Como consequência dessa longevidade, como todo ser humano, vem a hora complicada de se despedir de colegas e amigos, que têm a vida por aqui não tão longa. E ele não foge à regra, afirmando ser esse um momento muito difícil, dolorido e incômodo. E, justamente no dia em que respondeu as perguntas, ele estava passeando pelo centro da cidade de São Paulo, um local que o remete a muitas lembranças. “Nós vivíamos aqui, na (avenida) São João com a Ipiranga, tomávamos aquele caldo verde no Jeca, às 3, 4 horas da manhã, esperando nossas senhoras saírem dos taxi dancings, o Tropical, que era logo ali adiante, ou o Lido, que era aqui na Ipiranga mesmo”, fala Lima, fazendo uma viagem no tempo. E vai costurando essas lembranças, que, como ele diz, são guardadas em um baú, onde “vão se acumulando”.
Ao seguir discorrendo sobre suas lembranças, surgem detalhes mais melancólicos, como ao se referir à falta de alguém que saiba do que ele está falando. “Eu andei por esses lugares e senti falta de alguém com quem eu pudesse dizer, ‘lembra como era aqui?’ ‘lembra que nós brincávamos aqui?’, ‘lembra que corríamos por aqui na São João?’”, diz o ator, que conta ainda ter visto o local onde funcionava o cine Broadway, hoje um terreno baldio. “Afinal, acho que tudo dentro de mim virou um terreno baldio, onde a gente vai jogando coisas, olhares, pessoas, sentimentos, ódios, amores. E o meu baú já está bem cheio, viu?! E eu gosto dele, portanto eu gosto de vir aqui no centro à procura do tempo perdido.”
Saindo da rua para as telas, Lima Duarte fala de alguns dos seus personagens mais emblemáticos na história da TV e do cinema brasileiros: Sargento Getúlio, criado por João Ubaldo Ribeiro, e do seu Zeca Diabo. Em tom divertido, ele acredita que os dois personagens sejam bem próximos. “Sargento Getúlio é filho do Zeca Diabo, se não for irmão, se não for pai. Eu sei que o Sargento Getúlio e o Zeca Diabo são a mesma pessoa, no fundo, eu”, constata. E deixa claro que os dois personagens estão dentro dele e que soube colocá-los para fora.

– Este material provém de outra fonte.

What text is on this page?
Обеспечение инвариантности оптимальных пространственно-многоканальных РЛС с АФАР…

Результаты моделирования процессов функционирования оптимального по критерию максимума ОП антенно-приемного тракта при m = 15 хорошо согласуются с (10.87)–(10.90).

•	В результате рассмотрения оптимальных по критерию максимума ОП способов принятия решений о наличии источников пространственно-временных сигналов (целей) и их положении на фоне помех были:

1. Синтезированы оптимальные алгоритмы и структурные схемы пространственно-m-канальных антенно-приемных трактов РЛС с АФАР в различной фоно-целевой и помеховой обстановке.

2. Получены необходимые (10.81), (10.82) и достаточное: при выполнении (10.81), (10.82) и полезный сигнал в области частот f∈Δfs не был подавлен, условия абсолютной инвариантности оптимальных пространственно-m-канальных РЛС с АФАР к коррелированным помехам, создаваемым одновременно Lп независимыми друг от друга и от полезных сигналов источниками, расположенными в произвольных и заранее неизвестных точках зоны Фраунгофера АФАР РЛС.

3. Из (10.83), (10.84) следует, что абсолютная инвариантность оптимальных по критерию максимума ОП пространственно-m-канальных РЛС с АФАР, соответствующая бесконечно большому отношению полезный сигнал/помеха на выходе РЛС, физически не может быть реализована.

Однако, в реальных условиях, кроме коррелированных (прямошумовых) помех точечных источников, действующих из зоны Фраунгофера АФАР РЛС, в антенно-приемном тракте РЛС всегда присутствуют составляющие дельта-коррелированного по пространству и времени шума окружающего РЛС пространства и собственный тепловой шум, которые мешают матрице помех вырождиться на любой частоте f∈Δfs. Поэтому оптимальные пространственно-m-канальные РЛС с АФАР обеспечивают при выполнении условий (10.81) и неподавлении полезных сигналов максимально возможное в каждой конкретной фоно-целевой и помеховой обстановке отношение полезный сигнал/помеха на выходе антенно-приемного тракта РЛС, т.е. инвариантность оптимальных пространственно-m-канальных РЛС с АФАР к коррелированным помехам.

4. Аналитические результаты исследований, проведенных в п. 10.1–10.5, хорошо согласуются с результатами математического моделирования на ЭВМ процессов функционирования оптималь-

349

Quanto a esse período de pandemia, que obrigou a todos a se manterem reclusos, com tempo de sobre para pensar na vida, Lima acredita que se trata de um período que nos possibilitou a refletir sobre nossos atos. “Puxa vida, acho que é, também, a procura do tempo perdido, fizemos tanta besteira, perdemos tanto tempo, que agora temos de parar e pensar, o que é que temos feito na nossa vida, de todas a maneiras, elegendo essas pessoas que acabamos de eleger, tendo de viver sob a égide desse homens, que não sabem nada disso.”